Review: Batgirls #3
[Editor’s Note: This review may contain spoilers]
Writers: Becky Cloonan and Michael W. Conrad
Art: Jorge Corona
Colors: Sarah Stern and Ivan Plascencia
Letters: Becca Carey
Reviewed by: Matthew B. Lloyd
The Batgirls investigate the art and the artist- Tutor. Steph gets in a little over her head and they regroup as Barbara meets a friend from the past with an art connection.
I don’t want it to sound like Babs, Steph and Cass could just sit around their apartment talking, but the interactions between these characters is the big draw for this title. In particular, Batgirls #3 does a couple things really well: distinctive voices for the characters and a genuine sense that these three are friends that care about one another. Additionally, there’s a lot of story here that not only comes across as value, but also fulfilment- this isn’t a book that is just a race to the end with a modicum of content, there’s a lot of stuff in the issue. It’s a great retro-approach to when comics were something you actually did READ.
Cloonan and Conrad are successfully differentiating Cass and Steph in their dialogue. Steph is a more impulsive and exuberant while Cass is reserved and measured. However, when she has something to say, she says it in a big way. Not all writers are able to make characters recognizable from their dialogue, but you could hear their dialogue and be able to distinguish who is saying what. It’s an excellent way of depicting characterization. Most importantly, it feel real.
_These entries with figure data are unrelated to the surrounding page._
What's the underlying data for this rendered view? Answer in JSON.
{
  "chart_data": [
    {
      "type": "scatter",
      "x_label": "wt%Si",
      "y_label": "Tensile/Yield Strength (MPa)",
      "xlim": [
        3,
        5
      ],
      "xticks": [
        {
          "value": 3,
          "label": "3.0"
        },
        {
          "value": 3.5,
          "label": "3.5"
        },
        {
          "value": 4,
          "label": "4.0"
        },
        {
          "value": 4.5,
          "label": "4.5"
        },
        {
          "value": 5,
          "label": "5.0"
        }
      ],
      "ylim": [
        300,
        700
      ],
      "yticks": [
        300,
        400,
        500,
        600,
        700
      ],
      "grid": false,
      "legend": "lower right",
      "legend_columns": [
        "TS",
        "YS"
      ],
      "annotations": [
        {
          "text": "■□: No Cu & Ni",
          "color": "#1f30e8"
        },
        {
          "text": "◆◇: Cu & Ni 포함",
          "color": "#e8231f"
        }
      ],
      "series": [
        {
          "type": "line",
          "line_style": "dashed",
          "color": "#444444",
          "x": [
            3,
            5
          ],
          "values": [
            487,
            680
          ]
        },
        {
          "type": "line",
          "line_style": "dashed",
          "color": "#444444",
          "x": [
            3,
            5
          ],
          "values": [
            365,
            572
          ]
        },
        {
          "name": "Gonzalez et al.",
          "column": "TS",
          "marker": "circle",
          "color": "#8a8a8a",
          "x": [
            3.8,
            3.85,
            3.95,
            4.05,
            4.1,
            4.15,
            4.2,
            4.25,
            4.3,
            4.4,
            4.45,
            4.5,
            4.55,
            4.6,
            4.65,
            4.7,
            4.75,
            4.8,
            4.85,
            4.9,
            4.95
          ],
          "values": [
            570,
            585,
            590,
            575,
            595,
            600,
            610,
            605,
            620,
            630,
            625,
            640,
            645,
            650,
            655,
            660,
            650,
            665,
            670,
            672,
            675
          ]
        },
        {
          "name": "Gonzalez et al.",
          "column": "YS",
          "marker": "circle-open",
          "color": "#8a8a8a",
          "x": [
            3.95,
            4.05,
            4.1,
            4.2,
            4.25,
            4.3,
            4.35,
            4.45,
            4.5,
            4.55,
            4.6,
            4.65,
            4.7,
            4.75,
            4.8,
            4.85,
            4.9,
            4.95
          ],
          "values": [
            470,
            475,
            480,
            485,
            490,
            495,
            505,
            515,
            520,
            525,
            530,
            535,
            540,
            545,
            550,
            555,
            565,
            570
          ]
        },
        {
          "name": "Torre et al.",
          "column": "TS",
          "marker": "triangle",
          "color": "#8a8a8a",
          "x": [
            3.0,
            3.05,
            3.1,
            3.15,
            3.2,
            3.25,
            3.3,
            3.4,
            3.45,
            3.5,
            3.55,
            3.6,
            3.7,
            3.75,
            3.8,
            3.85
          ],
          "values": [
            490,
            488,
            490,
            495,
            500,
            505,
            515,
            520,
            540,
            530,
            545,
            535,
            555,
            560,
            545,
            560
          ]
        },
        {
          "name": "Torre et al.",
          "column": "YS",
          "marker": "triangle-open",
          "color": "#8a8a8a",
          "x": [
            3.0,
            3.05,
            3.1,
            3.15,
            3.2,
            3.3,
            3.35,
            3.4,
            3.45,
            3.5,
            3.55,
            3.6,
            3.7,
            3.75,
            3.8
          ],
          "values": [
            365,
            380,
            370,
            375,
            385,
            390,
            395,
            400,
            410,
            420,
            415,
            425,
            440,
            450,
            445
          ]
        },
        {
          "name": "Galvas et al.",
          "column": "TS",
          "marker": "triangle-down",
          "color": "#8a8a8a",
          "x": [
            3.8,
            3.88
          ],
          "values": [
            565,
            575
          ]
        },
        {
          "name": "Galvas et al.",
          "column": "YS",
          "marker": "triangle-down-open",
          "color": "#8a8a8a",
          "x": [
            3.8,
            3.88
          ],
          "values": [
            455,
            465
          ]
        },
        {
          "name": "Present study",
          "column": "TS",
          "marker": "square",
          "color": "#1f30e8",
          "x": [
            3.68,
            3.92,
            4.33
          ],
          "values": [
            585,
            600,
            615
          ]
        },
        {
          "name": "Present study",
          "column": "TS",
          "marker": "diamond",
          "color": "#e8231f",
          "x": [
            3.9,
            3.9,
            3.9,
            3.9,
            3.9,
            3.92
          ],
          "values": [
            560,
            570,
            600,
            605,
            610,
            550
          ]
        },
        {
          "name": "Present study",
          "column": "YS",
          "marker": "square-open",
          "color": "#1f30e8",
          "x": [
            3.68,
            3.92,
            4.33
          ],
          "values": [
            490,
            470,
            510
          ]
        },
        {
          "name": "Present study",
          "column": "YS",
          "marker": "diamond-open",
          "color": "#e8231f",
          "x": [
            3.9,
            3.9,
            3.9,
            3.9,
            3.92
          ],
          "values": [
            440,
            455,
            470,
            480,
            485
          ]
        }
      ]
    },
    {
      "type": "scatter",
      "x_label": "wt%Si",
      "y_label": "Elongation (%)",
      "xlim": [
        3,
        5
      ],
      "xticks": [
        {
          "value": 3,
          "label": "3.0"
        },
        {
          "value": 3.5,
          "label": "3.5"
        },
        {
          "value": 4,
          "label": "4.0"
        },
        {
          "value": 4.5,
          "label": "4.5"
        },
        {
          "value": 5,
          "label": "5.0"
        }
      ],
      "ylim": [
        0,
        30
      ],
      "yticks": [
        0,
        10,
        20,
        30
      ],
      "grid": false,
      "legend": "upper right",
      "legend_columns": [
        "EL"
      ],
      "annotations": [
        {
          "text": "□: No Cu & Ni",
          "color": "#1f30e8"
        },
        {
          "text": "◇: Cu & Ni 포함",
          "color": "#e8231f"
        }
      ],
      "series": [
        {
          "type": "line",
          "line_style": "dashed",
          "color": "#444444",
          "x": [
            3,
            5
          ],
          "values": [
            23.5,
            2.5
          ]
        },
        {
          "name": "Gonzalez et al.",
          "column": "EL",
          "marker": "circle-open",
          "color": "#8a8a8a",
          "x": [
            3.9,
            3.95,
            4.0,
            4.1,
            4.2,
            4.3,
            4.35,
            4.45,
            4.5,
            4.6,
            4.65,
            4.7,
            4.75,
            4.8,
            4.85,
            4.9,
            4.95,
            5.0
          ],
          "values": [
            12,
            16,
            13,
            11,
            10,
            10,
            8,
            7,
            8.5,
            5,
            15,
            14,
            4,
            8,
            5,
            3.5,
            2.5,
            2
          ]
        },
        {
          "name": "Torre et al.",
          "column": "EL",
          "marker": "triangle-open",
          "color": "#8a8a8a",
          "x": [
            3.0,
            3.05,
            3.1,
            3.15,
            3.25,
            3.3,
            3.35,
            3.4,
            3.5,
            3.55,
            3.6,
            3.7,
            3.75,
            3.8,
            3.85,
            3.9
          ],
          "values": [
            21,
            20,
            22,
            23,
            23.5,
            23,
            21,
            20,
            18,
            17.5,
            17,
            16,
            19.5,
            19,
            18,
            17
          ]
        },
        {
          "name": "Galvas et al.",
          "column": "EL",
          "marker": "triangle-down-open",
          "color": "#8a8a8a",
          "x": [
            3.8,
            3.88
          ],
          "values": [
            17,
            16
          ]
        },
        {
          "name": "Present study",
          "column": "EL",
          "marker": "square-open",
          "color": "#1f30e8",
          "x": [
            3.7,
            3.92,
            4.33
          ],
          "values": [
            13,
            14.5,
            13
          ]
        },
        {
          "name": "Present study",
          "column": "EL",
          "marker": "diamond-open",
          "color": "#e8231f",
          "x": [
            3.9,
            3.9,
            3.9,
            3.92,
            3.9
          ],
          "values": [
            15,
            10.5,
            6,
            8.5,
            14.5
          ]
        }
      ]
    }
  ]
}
Related to this is the way the characters respond to each other that shows they care. Cass is worried about Steph’s feelings of inadequacy and she steps up to reassure her friend- these two are on the same team, it’s not a competition between them. Barbara is constantly reinforcing their feelings as they perform in the field. She is building them up to help them both grow their confidence, it’s the polar opposite of the disgusting treatment of Robin by Batman in Frank Miller and Jim Lee’s All-Star Batman and Robin. It doesn’t stop there. When Barbara meets an old friend, boyfriend (?) Steph and Cass sense Barbara’s uneasiness and they pounce in a good-natured way. This is a scene that is very real. This is how friends act. They want the lowdown, but they also want to give Barbara a little friendly ribbing- especially since her current relationship with Dick Grayson is an integral part of this series.
That leads to the way this series goes beyond the pages. In Batgirls #3, we get another reminder that this comic is inextricably linked with Nightwing- a title that has won almost every DC category in the inaugural DC Comics News Awards. While it’s not necessary to read one title to understand the other, they are books that share Barbara Gordon as one of the main characters and they both approach the material in the same way – character first. There’s a similar energy in the titles that in turn creates a connection BETWEEN the two books. Plus, these books are not about making you question the morality or motivations of these characters, they both lean in hard to remind you why you LOVE these characters, and if you don’t already love them it won’t take but 2 or 3 issues to see the light.
Additionally, in Batgirls #3, we finally see how this series is a riff on the glory days of the Birds of Prey. Barbara was confined to a wheelchair then and Black Canary and Huntress were her operatives. They were experienced whereas Steph and Cass are still learning. Barbara’s approach has to be different with them than with Black Canary and Huntress. In this issue, we see Barbara wanting to stay at the computer and run the mission from there instead of going into action despite Steph’s encouragement to the contrary.
There’s also a great change of tone at the end of this issue that leads to a cliffhanger that injects a different kind of intensity. It’s got just the right amount of plot development so that it doesn’t sacrifice character or speed things up too fast to really enjoy what’s going on.
Jorge Corona captures the differences between Cass, Steph, and Barbara, perfectly echoing what’s in the script. Steph’s exuberance comes through in her motions and Cass’s posture keeps that reserved nature. And, when given the chance to show Barbara’s uneasiness and maybe embarrassment over running into her old (boy?)friend, Corona gets that right as well.
If there’s a negative in Batgirls #3, there is a sense that maybe too much is going on. There are numerous plot threads in play and while character comes first, it would be a shame if one of these threads got short-changed.
Batgirls #3 is another fine issue that is of a certain type of comic we don’t get nearly enough of. Between quality and quantity of content focused on character, it’s one of those comics that you really enjoy reading and makes you feel good as you share the lives of Barbara Gordan, Stephanie Brown, and Cassandra Cain.